8 Haziran 2018 Cuma

Harşıt Vadisi


Ekrem Ünlü - Harşıt Vadisi
Tarih ve Kültür Yazıları
 
Harşıt Tarihi
Bugün Doğankent denilen ilçe merkezi daha önce Haşrid/Harşid (Harşit) adıyla aynı derenin adıyla anılırdı.
(Rivayetlere göre) Harşit adı, "güneşin en sıcak olduğu yer" anlamına "Hûrşîd"den; bir diğerine göre "diken, çalılık" anlamına "har" ve "taşlık, çakıllık" anlamına "şit" kelimelerinin birleşiminden gelmedir.
Bilge Umar, Honigmann'dan naklen Harşit çayının Bizans çağındaki adının "Kharşut" olduğunu, menşeini ve anlamını saptayamadığım söyler (s. 7).

Doğu Karadeniz bölgesinin tarihi ve coğrafi hinterlandı "Gas/Kas," "Gud/Gutiler," Kafkasya'dan "Mosklar, Tibarenler, Marlar, Driller, Kimmerler/İskitler" gibi kavimlerle ilişkilidir (s. 8).

(14. yüzyılda) Harşit vadisi, büyük ölçüde başta Çepniler olmak üzere diğer Türkmen boyları tarafından yurt tutulmuş bir bölge idi (s. 9).

Akkoyunluların halefleri Safevîlerin hizmetinde Trabzon bölgesi Çepnileri vardı. (Bunların bir kısmı) Safevilere duydukları yakınlık nedeniyle İran tarafına göç etmişlerdir.

I. Dünya Savaşı, Harşit'in de içinde bulunduğu bölgeyi etkiledi. (Ruslar Harşit’i geçemediler) 123. Rus Tümeni çareyi Harşit ormanlarını yakmakta buldu (s. 10).

20 Ekim 1921'de Ankara'da yapılan antlaşma Fransa'ya Harşit vadisinde maden, krom ile gümüş ocakları imtiyazlarını veriyor; buna karşılık Fransa'nın Kilikya'yı terk etmesi kararlaştırılıyordu. Ancak, Fransız mühendisler çıkarılacak madeni taşıyacak bir yol olmadığı için bu işten vazgeçmişlerdi (s. 11).

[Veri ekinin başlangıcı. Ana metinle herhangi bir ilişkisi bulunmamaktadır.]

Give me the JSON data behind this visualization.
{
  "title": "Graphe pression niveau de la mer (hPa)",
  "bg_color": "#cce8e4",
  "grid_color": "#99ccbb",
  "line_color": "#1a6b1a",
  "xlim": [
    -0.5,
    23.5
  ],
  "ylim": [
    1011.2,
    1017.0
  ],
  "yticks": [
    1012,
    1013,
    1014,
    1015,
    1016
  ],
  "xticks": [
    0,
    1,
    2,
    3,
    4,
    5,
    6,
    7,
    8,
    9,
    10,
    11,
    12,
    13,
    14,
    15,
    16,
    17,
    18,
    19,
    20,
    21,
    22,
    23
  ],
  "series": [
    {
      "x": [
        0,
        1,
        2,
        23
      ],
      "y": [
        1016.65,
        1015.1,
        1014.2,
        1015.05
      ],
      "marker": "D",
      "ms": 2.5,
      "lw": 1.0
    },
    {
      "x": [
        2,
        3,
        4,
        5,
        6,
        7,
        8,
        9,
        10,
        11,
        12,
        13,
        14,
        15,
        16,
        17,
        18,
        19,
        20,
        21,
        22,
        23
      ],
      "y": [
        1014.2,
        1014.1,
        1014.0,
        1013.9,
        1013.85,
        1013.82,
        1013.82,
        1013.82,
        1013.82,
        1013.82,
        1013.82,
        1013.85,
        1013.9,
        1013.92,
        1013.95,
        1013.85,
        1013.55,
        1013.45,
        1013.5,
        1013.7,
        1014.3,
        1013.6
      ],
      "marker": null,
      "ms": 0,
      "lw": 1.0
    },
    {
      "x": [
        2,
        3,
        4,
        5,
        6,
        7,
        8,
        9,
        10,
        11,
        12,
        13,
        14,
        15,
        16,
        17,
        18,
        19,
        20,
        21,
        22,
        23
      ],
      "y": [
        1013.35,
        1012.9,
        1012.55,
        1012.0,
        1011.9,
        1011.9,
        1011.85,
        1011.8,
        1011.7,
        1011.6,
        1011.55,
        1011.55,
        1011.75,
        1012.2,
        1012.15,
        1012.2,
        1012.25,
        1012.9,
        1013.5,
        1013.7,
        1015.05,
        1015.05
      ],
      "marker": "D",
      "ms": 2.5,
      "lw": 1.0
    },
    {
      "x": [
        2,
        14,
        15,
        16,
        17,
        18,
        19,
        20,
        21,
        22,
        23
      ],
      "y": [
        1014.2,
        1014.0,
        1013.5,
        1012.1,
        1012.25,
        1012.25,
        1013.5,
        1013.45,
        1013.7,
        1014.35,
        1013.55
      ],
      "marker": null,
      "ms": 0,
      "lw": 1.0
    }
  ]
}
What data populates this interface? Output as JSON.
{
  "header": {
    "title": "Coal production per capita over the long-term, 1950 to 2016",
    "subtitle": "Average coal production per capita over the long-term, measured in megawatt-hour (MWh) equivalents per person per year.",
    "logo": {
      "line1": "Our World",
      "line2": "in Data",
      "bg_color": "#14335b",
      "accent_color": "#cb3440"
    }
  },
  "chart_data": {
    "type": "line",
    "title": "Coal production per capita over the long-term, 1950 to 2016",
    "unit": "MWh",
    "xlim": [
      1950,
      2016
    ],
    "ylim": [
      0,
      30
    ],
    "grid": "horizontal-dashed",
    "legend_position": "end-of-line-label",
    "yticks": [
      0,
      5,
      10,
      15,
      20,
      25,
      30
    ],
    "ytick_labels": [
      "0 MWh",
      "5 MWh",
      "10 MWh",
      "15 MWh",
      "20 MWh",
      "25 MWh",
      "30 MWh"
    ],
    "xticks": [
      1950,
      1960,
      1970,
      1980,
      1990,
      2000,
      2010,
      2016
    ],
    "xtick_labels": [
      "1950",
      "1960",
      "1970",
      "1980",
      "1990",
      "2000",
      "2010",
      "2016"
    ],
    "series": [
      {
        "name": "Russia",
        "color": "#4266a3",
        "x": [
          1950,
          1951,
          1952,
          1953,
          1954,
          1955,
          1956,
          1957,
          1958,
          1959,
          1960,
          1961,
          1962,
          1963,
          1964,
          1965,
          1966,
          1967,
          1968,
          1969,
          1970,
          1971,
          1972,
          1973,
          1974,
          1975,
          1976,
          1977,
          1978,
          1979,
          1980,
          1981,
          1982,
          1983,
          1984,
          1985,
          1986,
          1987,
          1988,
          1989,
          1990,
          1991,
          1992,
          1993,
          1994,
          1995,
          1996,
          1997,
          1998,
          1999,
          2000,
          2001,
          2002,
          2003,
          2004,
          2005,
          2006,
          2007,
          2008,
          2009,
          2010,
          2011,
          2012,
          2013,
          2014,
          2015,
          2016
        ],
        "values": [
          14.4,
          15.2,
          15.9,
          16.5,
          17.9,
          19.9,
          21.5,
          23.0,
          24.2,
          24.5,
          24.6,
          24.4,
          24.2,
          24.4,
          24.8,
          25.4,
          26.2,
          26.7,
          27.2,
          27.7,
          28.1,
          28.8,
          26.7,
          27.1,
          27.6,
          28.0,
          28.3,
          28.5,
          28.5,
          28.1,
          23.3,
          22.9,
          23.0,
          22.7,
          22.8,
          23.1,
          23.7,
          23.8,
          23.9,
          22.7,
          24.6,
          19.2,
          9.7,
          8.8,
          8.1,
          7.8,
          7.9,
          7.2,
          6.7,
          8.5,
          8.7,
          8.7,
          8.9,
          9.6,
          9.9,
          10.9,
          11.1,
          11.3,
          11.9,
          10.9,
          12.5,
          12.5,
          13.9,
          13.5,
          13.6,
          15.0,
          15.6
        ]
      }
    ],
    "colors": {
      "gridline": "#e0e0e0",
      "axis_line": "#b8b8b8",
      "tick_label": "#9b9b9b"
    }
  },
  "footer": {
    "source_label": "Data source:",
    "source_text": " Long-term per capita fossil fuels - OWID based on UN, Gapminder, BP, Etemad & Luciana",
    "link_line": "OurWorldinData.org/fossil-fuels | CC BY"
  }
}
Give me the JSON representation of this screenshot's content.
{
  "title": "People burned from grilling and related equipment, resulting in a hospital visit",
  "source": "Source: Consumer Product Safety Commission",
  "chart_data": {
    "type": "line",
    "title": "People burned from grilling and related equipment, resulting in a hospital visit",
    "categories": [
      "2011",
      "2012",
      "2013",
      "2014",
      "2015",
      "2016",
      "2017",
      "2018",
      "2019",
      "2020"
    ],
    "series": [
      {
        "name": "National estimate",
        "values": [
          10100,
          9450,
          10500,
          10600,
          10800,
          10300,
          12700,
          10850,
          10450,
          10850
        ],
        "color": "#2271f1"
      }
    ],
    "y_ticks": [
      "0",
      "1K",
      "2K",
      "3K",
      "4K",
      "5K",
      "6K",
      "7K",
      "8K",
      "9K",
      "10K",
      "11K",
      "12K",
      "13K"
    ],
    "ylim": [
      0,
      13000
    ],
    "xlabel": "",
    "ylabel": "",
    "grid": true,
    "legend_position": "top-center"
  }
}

1530 tarihli icmal defterine göre 21 hanelik Harşit köyünün toplam nüfusu 100 kişi dolayında idi.
1837 tarihli Nüfus Yoklama Defteri'ne göre Harşit nahiyesi Kürtün-i Bâlâ kazasına bağlı idi ve 15 Türk hanesi bulunuyordu. Köyde gayrimüslim nüfusa rastlanmıyordu (s. 12).

Tarih Yazıları
Çepniler, ilk önce Sinop bölgesine yerleşmişlerdir.
Ordu bölgesini fethedip Bayramlı Beyliğini kuran Bayram Bey'in torunu Süleyman Bey de, Giresun'u fethetmiştir. Çepniler, 14. yüzyıldan itibaren Kürtün'den hareket ederek Harşit vadisi yoluyla Karadeniz'e ulaşmışlar ve bu vadinin iki yanındaki toprakları yurt edinmişlerdir (s. 16).

15. asrın ikinci yarısında bütünüyle yerleşik hayata geçen Çepniler, köylerde oturmaya başlamışlardır (s. 17).

Harşıt Vadisinde Güvenç Abdal ve Yaşamı
Alevi Bektaşi sözlü kültüründe Güvenç Abdal ve Sarı Saltık'ın kardeş oldukları; iki erenin adı ile anılan alevi inanç ocaklarının birbiriyle kardeş ocak oldukları belirtilmektedir.
Güvenç Abdal, Karadeniz Bölgesi'nin Türkleşmesi ve İslamlaşması sürecinde Çepni boyunun manevi önderlerinden biri olarak karşımıza çıkmaktadır.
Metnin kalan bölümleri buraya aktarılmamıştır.